Inactivation of the tumor suppressor p53 is essential for unrestrained growth of cancers. However, only 11% of hematological malignancies have mutant p53. Mechanisms that cause wild-type p53 dysfunction and promote leukemia are inadequately deciphered. The stem cell protein Asrij/OCIAD1 is misexpressed in several human hematological malignancies and implicated in the p53 pathway and DNA damage response. However, Asrij function in vertebrate hematopoiesis remains unknown. We generated the first asrij null (knockout [KO]) mice and show that they are viable and fertile with no gross abnormalities.
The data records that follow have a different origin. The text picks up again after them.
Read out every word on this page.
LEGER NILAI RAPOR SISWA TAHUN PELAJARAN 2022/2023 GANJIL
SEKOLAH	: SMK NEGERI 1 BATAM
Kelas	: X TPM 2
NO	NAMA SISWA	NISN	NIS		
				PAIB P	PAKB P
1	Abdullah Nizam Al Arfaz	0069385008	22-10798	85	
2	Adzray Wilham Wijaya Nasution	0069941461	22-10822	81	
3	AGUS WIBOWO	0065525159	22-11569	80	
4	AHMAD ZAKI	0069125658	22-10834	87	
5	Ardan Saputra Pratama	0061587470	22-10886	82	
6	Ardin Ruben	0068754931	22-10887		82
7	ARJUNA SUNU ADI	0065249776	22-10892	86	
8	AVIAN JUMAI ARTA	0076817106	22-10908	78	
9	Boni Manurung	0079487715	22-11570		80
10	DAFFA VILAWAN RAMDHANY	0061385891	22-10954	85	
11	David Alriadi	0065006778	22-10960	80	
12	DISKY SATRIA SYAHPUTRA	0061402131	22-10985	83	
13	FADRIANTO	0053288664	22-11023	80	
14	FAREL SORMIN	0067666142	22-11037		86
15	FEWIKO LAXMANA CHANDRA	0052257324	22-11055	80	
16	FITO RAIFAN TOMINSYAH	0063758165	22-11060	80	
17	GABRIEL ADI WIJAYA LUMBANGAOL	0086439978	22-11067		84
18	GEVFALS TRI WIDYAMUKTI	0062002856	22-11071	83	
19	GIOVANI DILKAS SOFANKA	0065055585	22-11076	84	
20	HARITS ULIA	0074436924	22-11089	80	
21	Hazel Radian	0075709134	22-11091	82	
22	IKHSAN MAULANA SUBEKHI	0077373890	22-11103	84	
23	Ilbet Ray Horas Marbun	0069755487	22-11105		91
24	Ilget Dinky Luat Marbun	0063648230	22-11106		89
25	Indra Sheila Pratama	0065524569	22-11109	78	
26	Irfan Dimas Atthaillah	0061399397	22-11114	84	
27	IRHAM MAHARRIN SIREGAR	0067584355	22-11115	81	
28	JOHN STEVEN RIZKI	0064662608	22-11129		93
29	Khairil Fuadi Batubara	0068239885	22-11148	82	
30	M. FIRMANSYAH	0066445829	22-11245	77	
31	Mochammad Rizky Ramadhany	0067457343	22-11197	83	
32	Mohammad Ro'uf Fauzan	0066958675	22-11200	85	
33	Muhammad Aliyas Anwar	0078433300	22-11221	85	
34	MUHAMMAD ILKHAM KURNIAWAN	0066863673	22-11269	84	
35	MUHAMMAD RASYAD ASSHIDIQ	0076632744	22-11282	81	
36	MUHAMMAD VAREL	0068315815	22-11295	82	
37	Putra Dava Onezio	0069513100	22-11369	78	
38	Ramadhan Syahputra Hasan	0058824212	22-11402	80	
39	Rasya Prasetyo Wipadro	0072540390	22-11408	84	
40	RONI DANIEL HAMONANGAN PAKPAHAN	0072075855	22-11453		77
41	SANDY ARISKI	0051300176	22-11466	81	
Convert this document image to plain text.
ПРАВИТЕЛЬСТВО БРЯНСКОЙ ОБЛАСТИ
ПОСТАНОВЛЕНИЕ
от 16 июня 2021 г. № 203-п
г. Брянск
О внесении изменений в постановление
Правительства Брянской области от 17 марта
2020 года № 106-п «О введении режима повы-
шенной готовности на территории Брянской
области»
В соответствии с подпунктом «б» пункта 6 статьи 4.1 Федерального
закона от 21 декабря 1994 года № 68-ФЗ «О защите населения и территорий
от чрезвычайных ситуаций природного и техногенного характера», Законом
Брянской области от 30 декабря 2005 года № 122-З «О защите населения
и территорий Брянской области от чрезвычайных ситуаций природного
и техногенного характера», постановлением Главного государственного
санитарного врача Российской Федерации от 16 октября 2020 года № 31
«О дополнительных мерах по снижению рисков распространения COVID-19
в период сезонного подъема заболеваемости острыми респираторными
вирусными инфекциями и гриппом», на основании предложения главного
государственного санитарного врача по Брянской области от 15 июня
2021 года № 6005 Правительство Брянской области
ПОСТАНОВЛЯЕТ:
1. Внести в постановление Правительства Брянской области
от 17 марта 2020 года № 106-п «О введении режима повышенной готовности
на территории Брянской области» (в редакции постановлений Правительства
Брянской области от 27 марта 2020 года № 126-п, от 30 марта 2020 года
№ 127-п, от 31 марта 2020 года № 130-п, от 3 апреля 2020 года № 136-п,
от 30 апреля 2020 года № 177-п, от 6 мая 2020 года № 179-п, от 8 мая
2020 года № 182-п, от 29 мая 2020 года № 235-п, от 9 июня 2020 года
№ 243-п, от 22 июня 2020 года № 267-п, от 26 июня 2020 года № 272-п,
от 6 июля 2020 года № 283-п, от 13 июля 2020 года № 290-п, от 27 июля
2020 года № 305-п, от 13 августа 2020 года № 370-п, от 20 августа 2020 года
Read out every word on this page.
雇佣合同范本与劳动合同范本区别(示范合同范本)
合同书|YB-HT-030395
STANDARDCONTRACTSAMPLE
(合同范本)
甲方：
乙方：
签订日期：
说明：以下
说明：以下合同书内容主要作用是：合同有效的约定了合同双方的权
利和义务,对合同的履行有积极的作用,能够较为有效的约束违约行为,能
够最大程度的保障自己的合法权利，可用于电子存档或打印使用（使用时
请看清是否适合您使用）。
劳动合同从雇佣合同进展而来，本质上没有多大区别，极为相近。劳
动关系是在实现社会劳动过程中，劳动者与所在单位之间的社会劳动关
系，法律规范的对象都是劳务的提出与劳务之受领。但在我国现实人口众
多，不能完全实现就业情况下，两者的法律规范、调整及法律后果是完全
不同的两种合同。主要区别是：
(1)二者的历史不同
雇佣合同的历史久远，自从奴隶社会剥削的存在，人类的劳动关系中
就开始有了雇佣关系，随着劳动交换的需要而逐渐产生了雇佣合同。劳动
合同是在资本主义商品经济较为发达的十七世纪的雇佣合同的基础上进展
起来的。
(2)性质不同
However, by 6 months, they exhibit increased peripheral blood cell counts, splenomegaly, and an expansion of bone marrow hematopoietic stem cells (HSCs) with higher myeloid output. HSCs lacking Asrij are less quiescent and more proliferative with higher repopulation potential as observed from serial transplantation studies. However, stressing KO mice with sublethal γ irradiation or multiple injections of 5-fluorouracil results in reduced survival and rapid depletion of hematopoietic stem/progenitor cells (HSPCs) by driving them into proliferative exhaustion. Molecular and biochemical analyses revealed increased polyubiquitinated protein levels, Akt/STAT5 activation and COP9 signalosome subunit 5 (CSN5)-mediated p53 ubiquitination, and degradation in KO HSPCs. Further, we show that Asrij sequesters CSN5 via its conserved OCIA domain, thereby preventing p53 degradation. In agreement, Nutlin-3 treatment of KO mice restored p53 levels and reduced high HSPC frequencies. Thus, we provide a new mouse model resembling myeloproliferative disease and identify a posttranslational regulator of wild-type p53 essential for maintaining HSC quiescence that could be a potential target for pharmacological intervention.